云舟神色一窒:“那是圣上的旨意,我怎能违背?”
“圣上记得你是哪根葱?”许令绒冷笑,“他只要看到画作就好了,你让你小师妹来呗,正好也是两个人。”
云舟被堵得脸红脖子粗。
黄老却道:“舟儿,不要再做这样无谓的争端。”
许令绒还没找这个老东西麻烦呢。
方才对许令绒说了那一通狗屁臆测的话,现在就想要装高端?
许令绒冷笑:“黄老如今倒是仙风道骨起来了,方才我看您对太监的生活那么了解,还以为您是做过太监了。”

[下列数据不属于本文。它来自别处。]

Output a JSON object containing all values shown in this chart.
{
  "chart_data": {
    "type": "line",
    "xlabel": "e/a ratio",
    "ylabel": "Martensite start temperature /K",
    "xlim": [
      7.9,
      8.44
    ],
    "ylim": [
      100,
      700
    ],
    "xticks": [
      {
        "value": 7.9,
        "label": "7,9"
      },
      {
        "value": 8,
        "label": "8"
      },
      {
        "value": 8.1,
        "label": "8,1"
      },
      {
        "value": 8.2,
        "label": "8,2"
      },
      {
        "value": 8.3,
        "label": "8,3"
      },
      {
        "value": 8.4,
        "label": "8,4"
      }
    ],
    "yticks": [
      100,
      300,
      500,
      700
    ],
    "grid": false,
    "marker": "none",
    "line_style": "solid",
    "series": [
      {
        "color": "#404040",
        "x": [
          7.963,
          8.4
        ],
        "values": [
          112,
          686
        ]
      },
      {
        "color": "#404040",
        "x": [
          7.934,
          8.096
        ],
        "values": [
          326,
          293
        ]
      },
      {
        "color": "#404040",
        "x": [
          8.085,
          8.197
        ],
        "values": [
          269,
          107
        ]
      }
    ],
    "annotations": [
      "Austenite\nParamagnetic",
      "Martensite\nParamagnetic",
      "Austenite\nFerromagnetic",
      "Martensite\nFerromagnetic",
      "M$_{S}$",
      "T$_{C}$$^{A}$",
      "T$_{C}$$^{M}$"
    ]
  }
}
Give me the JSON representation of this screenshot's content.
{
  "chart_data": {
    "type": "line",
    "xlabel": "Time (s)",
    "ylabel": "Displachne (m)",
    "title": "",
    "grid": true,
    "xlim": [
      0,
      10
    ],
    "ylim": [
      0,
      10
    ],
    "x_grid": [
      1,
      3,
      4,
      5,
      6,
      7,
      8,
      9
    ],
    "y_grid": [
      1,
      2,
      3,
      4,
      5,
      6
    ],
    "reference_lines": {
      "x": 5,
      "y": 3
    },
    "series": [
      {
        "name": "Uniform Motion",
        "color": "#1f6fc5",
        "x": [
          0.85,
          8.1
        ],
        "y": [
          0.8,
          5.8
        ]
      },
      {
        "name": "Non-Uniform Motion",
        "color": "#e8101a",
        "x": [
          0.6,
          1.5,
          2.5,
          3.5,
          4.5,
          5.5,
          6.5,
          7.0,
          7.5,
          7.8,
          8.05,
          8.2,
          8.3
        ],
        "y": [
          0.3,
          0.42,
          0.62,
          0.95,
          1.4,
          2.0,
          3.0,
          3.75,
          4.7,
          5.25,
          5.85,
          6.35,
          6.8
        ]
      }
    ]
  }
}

黄老的脸上马上就黑了,他混到今天,还从来没见过这样这样厚脸皮的人物。
云舟方才还可以忍上几分,但是如今瞧见许令绒居然这样羞辱他的恩师,再也忍不下去。
“你居然这样侮辱我的老师!”
云舟一下子就把手给举了起来,竟然要扇许令绒巴掌:“看来真是没人教训你!”
黄老冷眼瞧着,并不说话。
他到底是个老资历了,还真不怕许令绒背后能是谁来撑腰。
正好试探试探,此女背后到底是谁。
黄老这次去秋祭,可是有要务在身。
许令绒瞳孔一缩,刚要抬手去挡,马车就猛然一晃。
她马上用手撑住了马车两侧,差点像个倒栽葱一样栽下去,实在是有够吓人。
云舟和黄老就要狼狈多了,云舟抬起单臂,身形不稳,直接从凳子上摔下去,跪倒在地。
好死不死的,居然就是许令绒的方向。
许令绒受惊了:“不必这样客气,知道错了就好,跪着这不是给我上压力了吗?”
嘻嘻。
云舟脸这下真是和锅盖底没什么区别了。
黄老咳嗽两声,将歪倒的身形掰正,清了一下嗓子,才问外头:“怎么回事?”
皇家队伍前去秋祭,沿路都早就踩好了,不可能会出什么特殊情况。
还没人敢在这种重大的时刻搞打劫这样的活。
算一算时间也完全没到目的地。
掐着嗓子的声音响起来:“奉总管的命令,请许姑娘前往议事。”
总管?
后宫还能有几个总管。
许令绒挑眉,黄老却瞪大眼睛,不可思议地看向许令绒。
这女子竟然是搭上了王多全的登天梯?
虽然只是个太监,但大内总管可比一般的官员都要更有地位权势。
“姑娘好手段,居然能勾搭到王总管?!”
黄老失了冷静,声音也拔高了:“倒真是有福气。”
“黄老的想象力真是丰富。”许令绒眯着眼,“王总管请我议事,您老的脑子,想必什么脏东西都冒出来了吧?”
云舟道:“看来就算妓女也能在这里装贞洁了。”
这话骂的实在是脏!
许令绒面色遽然变了。
她刚要说什么,马车帘子被一把子拉开了。
外面的王多全脸和吞了一百根黄连一样苦。
他身后还跟着甲十三。
王多全怎么也没想到,不过是奉命过来接一下许姑娘,就能听到别人这么编排他和许姑娘。
这要是被陛下听到了,自己这条老命也不知道要受多少折腾。
“王总管?您怎么亲自来了?”许令绒诧异地道。
“哎哟,奴的小主子,自然是有人想要见您了,您快些别在这里耽搁了,咱们走吧。”
黄老本想要给王多全见礼,但他没想到,却看见了王多全对着许令绒卑躬屈膝。
那就绝不可能是那种关系。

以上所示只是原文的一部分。